In theory, this is a potentially powerful tool at the Seanad's disposal. However, in 72 years, it has never been exercised.


With the Seanad reduced to a talking shop – the ability to amend legislation aside – it is impossible to dispute the case for reform of the Seanad. But questions remain about how this can be done and whether or not, after so many false dawns, the time for change has passed and abolition is now the best solution.


Five years ago, the report on Seanad reform recommended abolishing the vocational panels, filling 26 seats by direct elections and allowing all graduates to elect university senators. The Taoiseach's nominees would be required to represent Northern Ireland, the diaspora and marginalised groups, while there would be a greater role for the Seanad in scrutinising government and EU legislation.


This would undoubtedly be an improvement on what is there today, but there is something woolly about the requirement for Taoiseach's nominees and there are legitimate doubts as to whether there should be university senators at all. Most importantly, the report did not recommend changes to the powers of the Seanad. This means that, while the make-up of the house would change and become more representative, its relevance would remain at issue. The question will not go away: what function does the Seanad serve?


Perhaps the strongest argument that it can play a valuable role comes from New Zealand. One of the main criticisms of unicameral political systems (having a single legislative chamber) is the absence of checks and balances so important to democracy.


In the early 1990s, New Zealand implemented "big bang"-style market-led reforms of its health service. The reforms were regarded as disastrous and within a few years had been substantially changed. Critics of the reforms argue the county's unicameral system was a key factor in the reforms being rushed through without proper scrutiny.


Checks and balances


One medical expert wrote of the reforms that "in stark contrast to, perhaps, the political system of the United States, where policy proposals are routinely scrutinised and stymied by institutional barriers that sharpen the focus on policy viability, New Zealand's unicameral system allowed the new health structures to be hastily developed and implemented".


Ireland does not have the first-past-the-post electoral system of New Zealand, which produces the one-party majority government so critical to introducing these radical reforms there in the 1990s. The Irish PR-STV electoral system, for better or worse, almost inevitably produces coalitions.
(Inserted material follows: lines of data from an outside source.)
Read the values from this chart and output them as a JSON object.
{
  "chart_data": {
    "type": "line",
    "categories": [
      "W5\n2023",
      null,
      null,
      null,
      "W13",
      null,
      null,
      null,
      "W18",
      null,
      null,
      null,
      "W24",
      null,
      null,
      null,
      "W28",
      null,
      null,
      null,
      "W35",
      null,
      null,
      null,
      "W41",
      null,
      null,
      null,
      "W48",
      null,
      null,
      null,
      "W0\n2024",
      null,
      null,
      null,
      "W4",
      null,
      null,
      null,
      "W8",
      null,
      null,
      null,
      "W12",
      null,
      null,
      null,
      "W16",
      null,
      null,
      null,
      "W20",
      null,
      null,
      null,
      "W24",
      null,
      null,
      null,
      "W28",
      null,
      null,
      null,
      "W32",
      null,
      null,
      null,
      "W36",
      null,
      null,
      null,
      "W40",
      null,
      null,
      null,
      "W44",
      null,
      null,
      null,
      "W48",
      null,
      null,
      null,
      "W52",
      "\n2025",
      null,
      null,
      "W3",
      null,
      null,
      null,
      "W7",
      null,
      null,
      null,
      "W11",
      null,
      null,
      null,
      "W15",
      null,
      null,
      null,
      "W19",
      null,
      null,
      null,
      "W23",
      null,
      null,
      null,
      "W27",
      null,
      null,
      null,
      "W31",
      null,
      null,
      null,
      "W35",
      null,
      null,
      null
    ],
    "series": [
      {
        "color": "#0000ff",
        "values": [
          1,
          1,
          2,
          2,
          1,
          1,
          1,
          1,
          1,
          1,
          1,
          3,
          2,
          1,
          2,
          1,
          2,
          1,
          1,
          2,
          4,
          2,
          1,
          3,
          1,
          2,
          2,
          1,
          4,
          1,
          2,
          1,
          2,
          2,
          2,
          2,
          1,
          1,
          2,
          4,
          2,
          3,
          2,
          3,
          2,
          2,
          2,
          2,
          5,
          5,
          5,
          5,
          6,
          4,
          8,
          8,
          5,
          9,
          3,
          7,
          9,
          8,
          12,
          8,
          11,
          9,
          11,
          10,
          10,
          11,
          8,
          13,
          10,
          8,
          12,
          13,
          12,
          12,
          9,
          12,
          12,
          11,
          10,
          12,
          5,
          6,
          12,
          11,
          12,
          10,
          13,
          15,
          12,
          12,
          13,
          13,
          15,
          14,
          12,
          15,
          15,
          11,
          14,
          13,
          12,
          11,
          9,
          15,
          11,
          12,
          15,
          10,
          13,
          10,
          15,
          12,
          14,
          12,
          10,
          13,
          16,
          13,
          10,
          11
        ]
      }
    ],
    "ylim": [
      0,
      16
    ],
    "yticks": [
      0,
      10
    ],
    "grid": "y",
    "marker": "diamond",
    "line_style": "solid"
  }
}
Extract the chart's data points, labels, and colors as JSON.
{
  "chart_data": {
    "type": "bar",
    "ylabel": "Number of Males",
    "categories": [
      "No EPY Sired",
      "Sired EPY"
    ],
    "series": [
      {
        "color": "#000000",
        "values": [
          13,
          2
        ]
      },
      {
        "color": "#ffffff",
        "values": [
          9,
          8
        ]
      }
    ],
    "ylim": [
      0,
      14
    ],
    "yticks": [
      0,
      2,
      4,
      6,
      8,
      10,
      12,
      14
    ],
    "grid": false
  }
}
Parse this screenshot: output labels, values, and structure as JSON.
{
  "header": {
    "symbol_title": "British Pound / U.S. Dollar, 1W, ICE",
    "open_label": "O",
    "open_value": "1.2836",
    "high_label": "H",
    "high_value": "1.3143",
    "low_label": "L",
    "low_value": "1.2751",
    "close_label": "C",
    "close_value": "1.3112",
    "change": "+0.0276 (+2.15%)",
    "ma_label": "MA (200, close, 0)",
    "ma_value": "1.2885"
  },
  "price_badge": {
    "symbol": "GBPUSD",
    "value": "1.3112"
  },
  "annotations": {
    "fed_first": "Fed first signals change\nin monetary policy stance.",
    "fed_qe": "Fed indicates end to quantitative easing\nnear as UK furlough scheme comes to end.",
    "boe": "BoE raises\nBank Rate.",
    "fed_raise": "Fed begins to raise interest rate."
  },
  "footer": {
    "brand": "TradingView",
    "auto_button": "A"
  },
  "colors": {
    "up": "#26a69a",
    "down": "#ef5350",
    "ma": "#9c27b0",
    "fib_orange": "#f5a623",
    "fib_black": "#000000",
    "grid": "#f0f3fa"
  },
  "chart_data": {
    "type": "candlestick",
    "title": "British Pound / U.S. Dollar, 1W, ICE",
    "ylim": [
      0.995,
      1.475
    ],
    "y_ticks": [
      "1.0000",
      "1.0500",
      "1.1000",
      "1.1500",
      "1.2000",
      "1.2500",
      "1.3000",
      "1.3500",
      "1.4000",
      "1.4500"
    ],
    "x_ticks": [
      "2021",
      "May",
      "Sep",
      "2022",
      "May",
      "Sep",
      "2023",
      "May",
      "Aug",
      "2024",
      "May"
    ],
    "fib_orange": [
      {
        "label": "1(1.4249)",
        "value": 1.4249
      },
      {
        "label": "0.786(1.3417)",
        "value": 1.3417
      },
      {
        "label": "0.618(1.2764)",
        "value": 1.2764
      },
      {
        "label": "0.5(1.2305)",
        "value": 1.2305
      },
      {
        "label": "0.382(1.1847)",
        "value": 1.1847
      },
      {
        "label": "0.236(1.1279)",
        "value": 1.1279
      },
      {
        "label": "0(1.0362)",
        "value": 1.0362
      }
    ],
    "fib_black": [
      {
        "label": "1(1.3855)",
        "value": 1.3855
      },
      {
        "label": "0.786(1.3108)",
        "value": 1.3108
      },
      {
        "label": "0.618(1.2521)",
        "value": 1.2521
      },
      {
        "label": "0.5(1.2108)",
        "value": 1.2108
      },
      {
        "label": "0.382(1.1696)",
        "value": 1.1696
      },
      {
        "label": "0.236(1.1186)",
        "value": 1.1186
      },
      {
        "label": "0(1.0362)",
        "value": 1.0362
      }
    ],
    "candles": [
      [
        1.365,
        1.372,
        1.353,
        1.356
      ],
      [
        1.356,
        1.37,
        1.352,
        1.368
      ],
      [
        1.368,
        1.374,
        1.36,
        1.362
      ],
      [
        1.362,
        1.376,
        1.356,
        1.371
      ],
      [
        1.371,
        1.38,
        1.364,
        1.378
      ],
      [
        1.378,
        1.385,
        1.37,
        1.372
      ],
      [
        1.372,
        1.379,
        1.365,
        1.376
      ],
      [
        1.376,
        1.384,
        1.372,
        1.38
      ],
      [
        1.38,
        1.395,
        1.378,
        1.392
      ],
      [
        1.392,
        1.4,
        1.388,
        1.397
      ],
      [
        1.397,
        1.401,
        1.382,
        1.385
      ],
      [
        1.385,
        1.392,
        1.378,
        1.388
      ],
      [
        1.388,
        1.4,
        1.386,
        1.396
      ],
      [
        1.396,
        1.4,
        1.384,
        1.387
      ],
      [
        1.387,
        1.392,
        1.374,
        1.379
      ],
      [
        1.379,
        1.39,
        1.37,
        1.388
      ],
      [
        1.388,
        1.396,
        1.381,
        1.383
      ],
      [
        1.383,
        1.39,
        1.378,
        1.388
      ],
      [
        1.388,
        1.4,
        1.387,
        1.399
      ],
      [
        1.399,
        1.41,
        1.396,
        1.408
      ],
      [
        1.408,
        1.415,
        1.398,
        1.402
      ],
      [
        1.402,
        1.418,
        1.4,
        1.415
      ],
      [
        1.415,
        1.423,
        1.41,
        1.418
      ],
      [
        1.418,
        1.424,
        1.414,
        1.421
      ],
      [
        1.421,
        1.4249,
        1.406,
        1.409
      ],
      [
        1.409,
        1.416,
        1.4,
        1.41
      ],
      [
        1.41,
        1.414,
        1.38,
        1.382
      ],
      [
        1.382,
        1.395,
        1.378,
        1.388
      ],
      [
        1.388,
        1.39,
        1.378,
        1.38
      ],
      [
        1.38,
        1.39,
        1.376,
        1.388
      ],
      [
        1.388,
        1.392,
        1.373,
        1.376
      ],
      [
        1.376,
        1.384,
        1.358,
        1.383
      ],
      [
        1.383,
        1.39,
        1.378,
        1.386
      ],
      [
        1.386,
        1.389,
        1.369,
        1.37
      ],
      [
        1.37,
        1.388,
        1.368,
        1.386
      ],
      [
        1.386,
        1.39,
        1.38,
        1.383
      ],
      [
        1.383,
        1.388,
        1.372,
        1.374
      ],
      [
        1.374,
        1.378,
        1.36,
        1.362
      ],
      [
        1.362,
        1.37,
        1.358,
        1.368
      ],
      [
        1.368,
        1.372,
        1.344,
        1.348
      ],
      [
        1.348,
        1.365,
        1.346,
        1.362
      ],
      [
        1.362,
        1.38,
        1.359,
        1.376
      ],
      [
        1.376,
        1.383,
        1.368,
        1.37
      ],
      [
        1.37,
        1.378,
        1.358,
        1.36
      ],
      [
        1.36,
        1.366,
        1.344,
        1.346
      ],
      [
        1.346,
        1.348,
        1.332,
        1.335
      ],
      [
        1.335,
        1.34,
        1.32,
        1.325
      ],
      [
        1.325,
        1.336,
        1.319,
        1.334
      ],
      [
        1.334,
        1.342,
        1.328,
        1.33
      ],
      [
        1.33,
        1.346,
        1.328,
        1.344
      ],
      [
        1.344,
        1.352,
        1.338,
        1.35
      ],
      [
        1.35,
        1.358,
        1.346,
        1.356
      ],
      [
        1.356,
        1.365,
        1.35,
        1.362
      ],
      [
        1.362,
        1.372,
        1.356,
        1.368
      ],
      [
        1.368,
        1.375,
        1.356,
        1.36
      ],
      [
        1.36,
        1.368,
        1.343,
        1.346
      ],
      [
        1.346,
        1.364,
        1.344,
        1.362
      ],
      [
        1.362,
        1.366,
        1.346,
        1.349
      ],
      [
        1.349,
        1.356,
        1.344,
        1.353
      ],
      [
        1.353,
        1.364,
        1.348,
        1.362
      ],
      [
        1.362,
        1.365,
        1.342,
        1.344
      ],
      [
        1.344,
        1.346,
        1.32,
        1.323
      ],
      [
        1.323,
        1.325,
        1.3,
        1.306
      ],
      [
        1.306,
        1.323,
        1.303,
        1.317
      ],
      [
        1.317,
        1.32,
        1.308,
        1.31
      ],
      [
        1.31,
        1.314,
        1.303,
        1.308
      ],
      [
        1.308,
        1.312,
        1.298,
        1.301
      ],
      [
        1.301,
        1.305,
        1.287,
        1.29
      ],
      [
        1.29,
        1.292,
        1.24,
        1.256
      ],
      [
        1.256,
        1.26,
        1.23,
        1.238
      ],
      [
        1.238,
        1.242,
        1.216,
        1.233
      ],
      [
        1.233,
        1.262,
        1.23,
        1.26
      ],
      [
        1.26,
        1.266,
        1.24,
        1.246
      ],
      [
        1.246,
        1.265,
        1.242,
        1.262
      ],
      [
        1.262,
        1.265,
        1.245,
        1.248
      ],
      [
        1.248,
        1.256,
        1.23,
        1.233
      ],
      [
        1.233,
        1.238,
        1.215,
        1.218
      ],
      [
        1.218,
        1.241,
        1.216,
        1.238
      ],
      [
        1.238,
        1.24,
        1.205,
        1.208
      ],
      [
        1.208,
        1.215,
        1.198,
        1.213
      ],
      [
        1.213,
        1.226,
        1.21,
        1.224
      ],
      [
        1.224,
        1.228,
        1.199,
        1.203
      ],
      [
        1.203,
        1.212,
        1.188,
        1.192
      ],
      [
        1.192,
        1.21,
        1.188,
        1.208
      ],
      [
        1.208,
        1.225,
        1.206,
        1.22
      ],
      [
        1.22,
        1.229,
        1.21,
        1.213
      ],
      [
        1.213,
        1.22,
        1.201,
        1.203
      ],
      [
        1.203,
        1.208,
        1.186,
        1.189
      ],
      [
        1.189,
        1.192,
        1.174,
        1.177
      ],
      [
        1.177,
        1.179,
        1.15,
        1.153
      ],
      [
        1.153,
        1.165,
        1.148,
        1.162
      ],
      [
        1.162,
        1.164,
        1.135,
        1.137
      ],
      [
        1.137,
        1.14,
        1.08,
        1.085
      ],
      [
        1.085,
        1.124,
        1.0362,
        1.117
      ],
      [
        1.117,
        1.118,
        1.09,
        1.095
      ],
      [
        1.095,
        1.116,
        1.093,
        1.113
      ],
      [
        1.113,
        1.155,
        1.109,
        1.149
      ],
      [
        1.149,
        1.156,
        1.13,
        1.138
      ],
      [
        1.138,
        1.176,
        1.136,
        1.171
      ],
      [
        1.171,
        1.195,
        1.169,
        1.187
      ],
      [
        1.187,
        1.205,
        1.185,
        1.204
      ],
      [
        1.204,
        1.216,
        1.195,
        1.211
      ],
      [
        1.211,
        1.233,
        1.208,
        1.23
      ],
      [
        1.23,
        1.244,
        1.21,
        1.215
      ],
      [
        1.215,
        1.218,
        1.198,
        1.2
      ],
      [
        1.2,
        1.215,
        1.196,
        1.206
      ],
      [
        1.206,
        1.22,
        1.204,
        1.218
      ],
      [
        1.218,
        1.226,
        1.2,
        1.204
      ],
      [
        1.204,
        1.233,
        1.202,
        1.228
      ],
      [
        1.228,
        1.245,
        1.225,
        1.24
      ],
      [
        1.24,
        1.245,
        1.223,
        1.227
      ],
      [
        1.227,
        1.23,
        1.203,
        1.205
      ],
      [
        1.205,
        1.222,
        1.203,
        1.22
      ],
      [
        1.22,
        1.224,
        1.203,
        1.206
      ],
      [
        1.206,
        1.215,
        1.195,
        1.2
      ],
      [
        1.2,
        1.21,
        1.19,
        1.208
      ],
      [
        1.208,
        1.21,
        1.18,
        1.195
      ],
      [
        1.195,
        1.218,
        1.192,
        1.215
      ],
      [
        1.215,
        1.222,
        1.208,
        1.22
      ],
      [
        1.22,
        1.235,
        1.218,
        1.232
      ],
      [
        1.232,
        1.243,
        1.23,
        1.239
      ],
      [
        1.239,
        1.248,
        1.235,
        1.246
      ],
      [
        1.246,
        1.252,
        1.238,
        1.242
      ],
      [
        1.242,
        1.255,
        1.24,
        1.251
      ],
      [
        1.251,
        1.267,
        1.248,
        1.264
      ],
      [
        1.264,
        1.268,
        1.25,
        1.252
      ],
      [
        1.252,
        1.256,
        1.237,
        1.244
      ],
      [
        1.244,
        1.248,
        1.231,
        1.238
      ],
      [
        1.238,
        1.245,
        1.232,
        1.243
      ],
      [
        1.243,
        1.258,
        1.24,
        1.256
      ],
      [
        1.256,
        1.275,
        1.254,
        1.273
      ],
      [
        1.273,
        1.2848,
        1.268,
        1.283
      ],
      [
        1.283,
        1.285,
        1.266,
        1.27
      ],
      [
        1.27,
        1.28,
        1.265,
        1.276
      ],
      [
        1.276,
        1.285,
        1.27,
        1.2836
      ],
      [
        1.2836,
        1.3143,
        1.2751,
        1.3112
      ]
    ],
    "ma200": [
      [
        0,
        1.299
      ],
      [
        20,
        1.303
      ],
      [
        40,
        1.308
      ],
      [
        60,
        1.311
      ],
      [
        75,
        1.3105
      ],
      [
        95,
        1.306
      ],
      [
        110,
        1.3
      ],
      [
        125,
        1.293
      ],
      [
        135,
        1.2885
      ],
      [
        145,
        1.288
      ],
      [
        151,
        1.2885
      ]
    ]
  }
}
The tightness of election results also puts even more emphasis on consensus and sharply reduces the risk of what has been described in other countries as an "elective dictatorship".


However, there are similarities between Ireland and New Zealand, in that power is concentrated in the cabinet rather than in the parliament and, apart from referring legislation to the Supreme Court on constitutional grounds, the president is wholly restricted in vetoing policy.


However, given the Seanad's limited powers and the fact it is almost half a century since it last defeated a government bill, one has to question whether it plays a significant role in providing those much valued checks and balances.


Reforming the Seanad to give it such a role offers up potential problems. Is it practical or desirable to have a Seanad that is consistently delaying government legislation, perhaps for political reasons? And if it isn't, then what useful function can an upper house serve?


Enda Kenny seems to have answered 'no' and 'none' to the above two questions. And if, come what seems an inevitable referendum, enough people agree with him, the (not very taxing to begin with) days of Seanad Éireann will be numbered.